Repubblica 24.2.19
Se questa è l’élite meglio la Thatcher
La provocazione di Donald Sassoon
di Donald Sassoon
Non
credo che si possa insegnare un’identità. Non credo che si possa fare
dell’Europa uno stato-nazione di stati-nazione, il che non significa che
la lenta e dolorosa costruzione dell’Unione europea, nonostante i
problemi, gli errori, le sciocche regole, il deficit democratico e la
bassa affluenza alle urne, non sia la cosa migliore successa nella
storia europea. Bisogna inoltre riconoscere che in certi paesi alcuni
elementi d’identità europea si sono sviluppati anche grazie alla valuta
comune, all’abolizione del passaporto nell’area Schengen, allo scambio
universitario noto come programma Erasmus.
Quello che manca è
l’insegnamento adeguato della storia degli altri paesi europei. Ma non
dimentichiamo che la maggior parte delle persone non basa le proprie
conoscenze storiche solo su quanto è stato appreso a scuola. La storia
che conoscono la ricavano in parte dai ricordi distorti e dai pregiudizi
di genitori e nonni, in parte dagli incompleti riferimenti al passato
che racimolano nei telegiornali, nei quotidiani, nei libri (romanzi in
particolare) e, soprattutto, alla televisione e nei film. (...) Per
costruire una nazione, la cosa migliore è avere uno stato, esigere
tasse, controllare l’istruzione e i media, avere una forza di polizia e
un esercito. All’Unione europea mancano questi meccanismi e pochi
vorrebbero che li avesse. È impossibile costruire l’identità europea nel
modo in cui è stata realizzata quella francese, britannica o tedesca.
Inoltre,
proprio ora, mentre lo stato-nazione resta il principale focus
dell’identità, una crescente porzione di europei è arrabbiata con i
propri politici e vota sempre più massicciamente per partiti
euroscettici antisistema di destra, partiti che agitano lo spauracchio
dell’immigrazione, o non vota affatto. Si votano anche persone che non
sono mai state politici, come se un lavoro nel campo immobiliare o in
quello televisivo ( Donald Trump e Silvio Berlusconi), nella finanza (
Emmanuel Macron), nell’intrattenimento (Beppe Grillo), o nell’industria
alimentare (il leader ceco Andrej Babiš) offra garanzie d’integrità
politica.
Anche nel caso di Jeremy Corbyn, il suo ovvio
disinteresse verso la convenzionale politica di partito, nonostante una
vita spesa in politica, è stato un vantaggio.
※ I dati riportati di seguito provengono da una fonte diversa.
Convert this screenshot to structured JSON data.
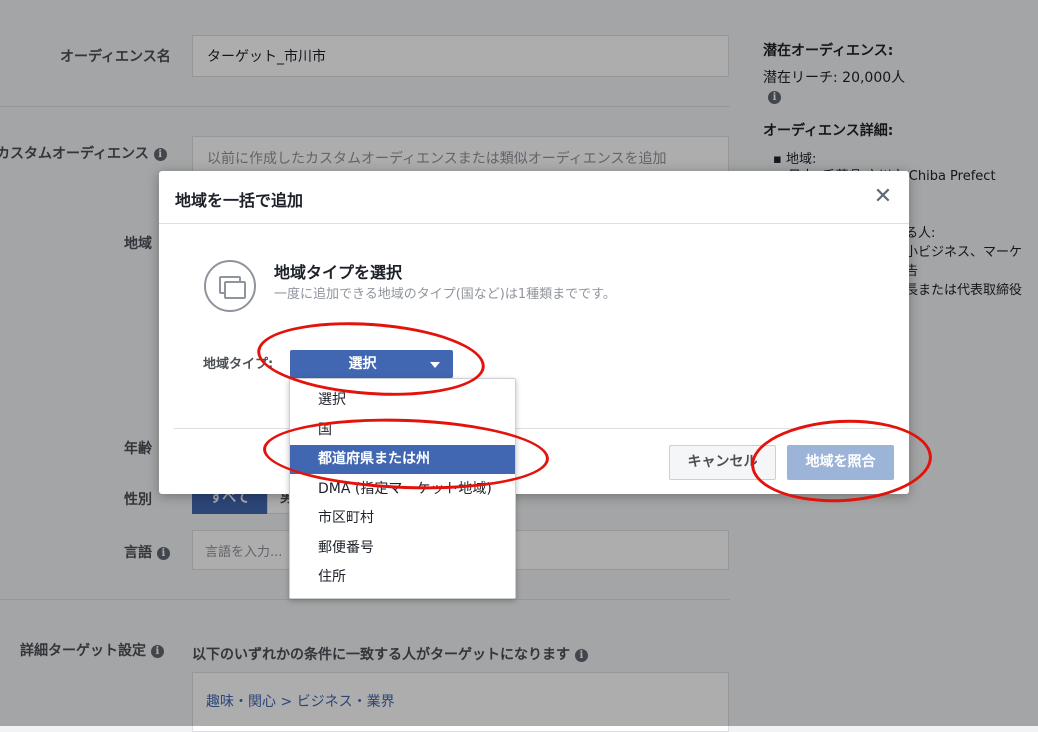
{
  "background": {
    "audience_name_label": "オーディエンス名",
    "audience_name_value": "ターゲット_市川市",
    "custom_audience_label": "カスタムオーディエンス",
    "custom_audience_placeholder": "以前に作成したカスタムオーディエンスまたは類似オーディエンスを追加",
    "location_label": "地域",
    "age_label": "年齢",
    "gender_label": "性別",
    "gender_all": "すべて",
    "gender_partial": "男",
    "language_label": "言語",
    "language_placeholder": "言語を入力...",
    "detailed_targeting_label": "詳細ターゲット設定",
    "detailed_targeting_desc": "以下のいずれかの条件に一致する人がターゲットになります",
    "detailed_targeting_value": "趣味・関心 > ビジネス・業界"
  },
  "sidebar": {
    "potential_audience_title": "潜在オーディエンス:",
    "potential_reach": "潜在リーチ: 20,000人",
    "audience_details_title": "オーディエンス詳細:",
    "location_item": "地域:",
    "location_value": "日本: 千葉県 市川市 Chiba Prefect",
    "partial_1": "る人:",
    "partial_2": "小ビジネス、マーケ",
    "partial_3": "告",
    "partial_4": "長または代表取締役"
  },
  "dialog": {
    "title": "地域を一括で追加",
    "close_glyph": "✕",
    "select_type_title": "地域タイプを選択",
    "select_type_sub": "一度に追加できる地域のタイプ(国など)は1種類までです。",
    "type_label": "地域タイプ:",
    "type_select_value": "選択",
    "cancel_label": "キャンセル",
    "match_label": "地域を照合"
  },
  "dropdown": {
    "options": [
      "選択",
      "国",
      "都道府県または州",
      "DMA (指定マーケット地域)",
      "市区町村",
      "郵便番号",
      "住所"
    ],
    "selected": "都道府県または州"
  },
  "colors": {
    "accent": "#4267b2",
    "annotation": "#e3120b",
    "disabled_button": "#9cb4d8"
  }
}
I commentatori hanno
notato che “il popolo” è arrabbiato con le “élite”. Bisognerebbe
dedicare più tempo a esaminare come mai la qualità del personale
politico in Occidente sia tanto scaduta. Spero non sia visto come un
aggrapparsi ai “bei tempi andati” fare confronti tra i vecchi leader
come Harold Macmillan, Harold Wilson, Margaret Thatcher, Helmut Schmidt,
Willy Brandt, Konrad Adenauer, Giulio Andreotti, Enrico Berlinguer,
Aldo Moro, Charles de Gaulle, François Mitterrand, Adolfo Suárez, Felipe
González, Andreas Papandreou e suo padre Georgios e i nuovi leader
politici. A favore dei primi.
Ma a fare la differenza non sono i
grandi uomini e le grandi donne, bensì le circostanze che li producono.
Dove sarebbero Franklin Delano Roosevelt, De Gaulle e soprattutto
Churchill senza la Seconda guerra mondiale? I russi non avrebbero pianto
in massa la morte di Stalin nel 1953 se non fosse stato considerato il
vincitore della guerra, invece del paranoico assassino che era. In
epoche morbose la metafora latina nanos gigantum humeris insidentes
(nani sulle spalle di giganti) non funziona. Questa è un’epoca di pigmei
che dei giganti non hanno alcuna memoria.